BANYUWANGI – Berangkat dari rasa kesal atas banyaknya sampah yang mengganggu ketika memancing di sungai, justru membuat anak-anak muda ini berkecimpung dalam pengelolaan sampah. Sekelompok anak muda dari Desa Siliragung, Kecamatan Siliragung, Banyuwangi ini mengelola tak kurang dari 500 kilogram sampah organik tiap harinya.

Mereka adalah Dirga, Sundariyanto, Kacung, Kamdan, Ari, dan Taukhid. Mereka mengelola sampah organik yang diambil dari warung, tengkulak buah, dan sisa-sisa hajatan di rumah warga. Per hari bisa sampai 500 kilogram atau setengah ton.
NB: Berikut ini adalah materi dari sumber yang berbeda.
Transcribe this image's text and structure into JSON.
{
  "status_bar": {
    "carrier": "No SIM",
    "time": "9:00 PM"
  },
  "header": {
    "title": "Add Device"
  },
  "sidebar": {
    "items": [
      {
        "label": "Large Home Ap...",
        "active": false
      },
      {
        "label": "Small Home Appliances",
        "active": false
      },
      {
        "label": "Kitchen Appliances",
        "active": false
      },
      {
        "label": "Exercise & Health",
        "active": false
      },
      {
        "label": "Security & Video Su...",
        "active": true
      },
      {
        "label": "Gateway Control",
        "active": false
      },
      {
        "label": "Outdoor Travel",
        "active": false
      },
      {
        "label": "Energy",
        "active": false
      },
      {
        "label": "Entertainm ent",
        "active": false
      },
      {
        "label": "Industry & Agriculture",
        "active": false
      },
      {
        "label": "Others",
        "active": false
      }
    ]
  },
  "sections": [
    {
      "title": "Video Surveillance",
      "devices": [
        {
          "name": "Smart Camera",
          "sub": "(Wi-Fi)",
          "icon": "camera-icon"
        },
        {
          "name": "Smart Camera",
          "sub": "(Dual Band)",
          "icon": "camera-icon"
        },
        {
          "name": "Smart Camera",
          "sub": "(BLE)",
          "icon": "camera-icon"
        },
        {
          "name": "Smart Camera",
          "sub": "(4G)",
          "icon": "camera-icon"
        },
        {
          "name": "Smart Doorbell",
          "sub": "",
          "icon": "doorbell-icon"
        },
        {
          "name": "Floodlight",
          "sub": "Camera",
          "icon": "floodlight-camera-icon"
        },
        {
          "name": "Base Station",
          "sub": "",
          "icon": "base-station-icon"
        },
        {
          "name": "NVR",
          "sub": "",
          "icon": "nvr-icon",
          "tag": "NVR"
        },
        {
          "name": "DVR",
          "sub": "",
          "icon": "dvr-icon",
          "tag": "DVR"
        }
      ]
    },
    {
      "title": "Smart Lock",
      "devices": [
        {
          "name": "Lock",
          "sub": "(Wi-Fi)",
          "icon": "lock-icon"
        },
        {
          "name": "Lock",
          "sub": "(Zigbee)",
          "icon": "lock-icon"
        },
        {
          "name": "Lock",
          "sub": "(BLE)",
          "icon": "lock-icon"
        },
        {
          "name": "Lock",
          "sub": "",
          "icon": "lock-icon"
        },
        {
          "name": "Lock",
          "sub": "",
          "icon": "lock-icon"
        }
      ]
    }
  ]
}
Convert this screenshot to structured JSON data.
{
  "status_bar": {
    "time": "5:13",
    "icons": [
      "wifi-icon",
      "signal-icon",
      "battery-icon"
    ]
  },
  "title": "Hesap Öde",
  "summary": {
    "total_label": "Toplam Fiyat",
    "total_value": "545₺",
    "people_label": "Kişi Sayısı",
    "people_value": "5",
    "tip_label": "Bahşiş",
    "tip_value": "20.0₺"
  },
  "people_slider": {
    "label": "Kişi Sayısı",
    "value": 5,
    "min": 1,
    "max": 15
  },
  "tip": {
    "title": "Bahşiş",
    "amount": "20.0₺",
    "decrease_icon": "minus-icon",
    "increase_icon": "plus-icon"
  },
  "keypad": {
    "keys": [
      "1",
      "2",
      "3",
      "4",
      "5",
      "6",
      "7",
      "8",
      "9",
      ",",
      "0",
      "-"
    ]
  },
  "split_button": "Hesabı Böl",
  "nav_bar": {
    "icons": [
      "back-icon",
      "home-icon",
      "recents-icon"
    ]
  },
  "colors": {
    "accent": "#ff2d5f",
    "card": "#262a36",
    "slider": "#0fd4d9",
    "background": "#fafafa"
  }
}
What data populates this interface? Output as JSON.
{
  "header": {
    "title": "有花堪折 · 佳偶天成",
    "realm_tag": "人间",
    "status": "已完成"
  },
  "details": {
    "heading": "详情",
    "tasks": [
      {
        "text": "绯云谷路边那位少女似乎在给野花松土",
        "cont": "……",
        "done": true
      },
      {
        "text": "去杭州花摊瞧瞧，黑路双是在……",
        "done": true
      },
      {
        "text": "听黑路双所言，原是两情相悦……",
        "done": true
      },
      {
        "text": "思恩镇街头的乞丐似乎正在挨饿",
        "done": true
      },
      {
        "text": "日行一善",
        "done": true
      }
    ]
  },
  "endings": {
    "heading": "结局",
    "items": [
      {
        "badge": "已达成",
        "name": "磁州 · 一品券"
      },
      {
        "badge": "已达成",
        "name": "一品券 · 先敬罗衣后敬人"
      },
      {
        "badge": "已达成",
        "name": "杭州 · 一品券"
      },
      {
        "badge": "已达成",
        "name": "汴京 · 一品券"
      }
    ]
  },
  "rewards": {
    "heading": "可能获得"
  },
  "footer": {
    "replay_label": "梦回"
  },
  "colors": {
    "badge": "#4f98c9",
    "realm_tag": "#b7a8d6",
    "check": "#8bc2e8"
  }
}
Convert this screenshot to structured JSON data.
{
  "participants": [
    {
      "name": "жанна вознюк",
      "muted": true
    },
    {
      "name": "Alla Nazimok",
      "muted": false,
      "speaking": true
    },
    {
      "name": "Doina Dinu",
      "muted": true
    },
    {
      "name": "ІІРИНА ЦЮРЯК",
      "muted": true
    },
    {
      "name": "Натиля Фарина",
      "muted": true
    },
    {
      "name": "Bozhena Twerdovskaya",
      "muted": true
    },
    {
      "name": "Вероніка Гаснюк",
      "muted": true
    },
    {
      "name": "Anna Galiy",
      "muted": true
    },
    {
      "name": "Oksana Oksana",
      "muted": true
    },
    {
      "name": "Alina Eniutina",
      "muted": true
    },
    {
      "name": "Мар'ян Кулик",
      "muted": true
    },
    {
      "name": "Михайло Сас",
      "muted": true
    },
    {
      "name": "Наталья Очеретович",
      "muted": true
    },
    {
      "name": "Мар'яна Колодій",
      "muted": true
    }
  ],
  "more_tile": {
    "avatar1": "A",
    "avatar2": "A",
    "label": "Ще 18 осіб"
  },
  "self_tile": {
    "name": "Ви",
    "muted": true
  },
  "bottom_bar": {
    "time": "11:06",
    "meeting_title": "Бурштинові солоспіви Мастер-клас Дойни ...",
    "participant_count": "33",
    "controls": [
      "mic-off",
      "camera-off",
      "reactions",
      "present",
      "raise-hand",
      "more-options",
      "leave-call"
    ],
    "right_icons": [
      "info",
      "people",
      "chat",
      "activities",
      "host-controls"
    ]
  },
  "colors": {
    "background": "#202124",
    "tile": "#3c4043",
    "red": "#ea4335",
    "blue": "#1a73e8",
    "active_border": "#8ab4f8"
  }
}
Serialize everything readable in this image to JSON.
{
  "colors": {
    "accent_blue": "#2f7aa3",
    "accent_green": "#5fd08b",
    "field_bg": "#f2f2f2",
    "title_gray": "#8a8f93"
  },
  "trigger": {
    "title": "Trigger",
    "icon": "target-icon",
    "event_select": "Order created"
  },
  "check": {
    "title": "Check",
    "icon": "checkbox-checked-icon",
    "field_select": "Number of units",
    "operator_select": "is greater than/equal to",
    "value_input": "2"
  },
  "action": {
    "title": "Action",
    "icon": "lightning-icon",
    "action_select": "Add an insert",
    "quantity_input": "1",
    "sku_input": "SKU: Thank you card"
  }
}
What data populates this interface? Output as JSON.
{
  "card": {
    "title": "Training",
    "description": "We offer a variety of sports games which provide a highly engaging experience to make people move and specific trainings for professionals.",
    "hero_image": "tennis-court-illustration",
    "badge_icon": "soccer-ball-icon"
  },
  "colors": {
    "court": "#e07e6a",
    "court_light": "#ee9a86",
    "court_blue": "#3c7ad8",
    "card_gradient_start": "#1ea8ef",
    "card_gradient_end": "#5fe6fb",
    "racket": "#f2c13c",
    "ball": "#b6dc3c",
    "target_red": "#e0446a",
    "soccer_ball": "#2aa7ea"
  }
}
Sampah organik dimanfaatkan untuk budidaya maggot atau larva lalat tentara hitam (Black Soldier Fly/BSF). Sampah organik yang telah difermentasi selama dua minggu dijadikan maggot fresh dan kering. Maggot di pasaran sangat diminati sebagai pakan ternak berprotein tinggi.

"Produksi rata-rata mencapai 1 kwintal per minggu. Harga jual Rp. 7000 per kilogram untuk maggot fresh dan Rp. 15 000 tiap kemasan untuk maggot kering," Sundariyanto.

“Permintaan maggot kering cukup banyak. Kami rutin memasok ke Bali dan Bandung,” katanya.

Sundariyanto menjelaskan usaha yang dikelola bersama teman-temannya itu dimulai pada 2018 lalu. Mereka mendirikan Pega Indonesia, akronim Pemuda Etan Gladag (pemuda timur jembatan) karena lokasi pengelolaan sampah mereka berada di sisi timur jembatan desa setempat.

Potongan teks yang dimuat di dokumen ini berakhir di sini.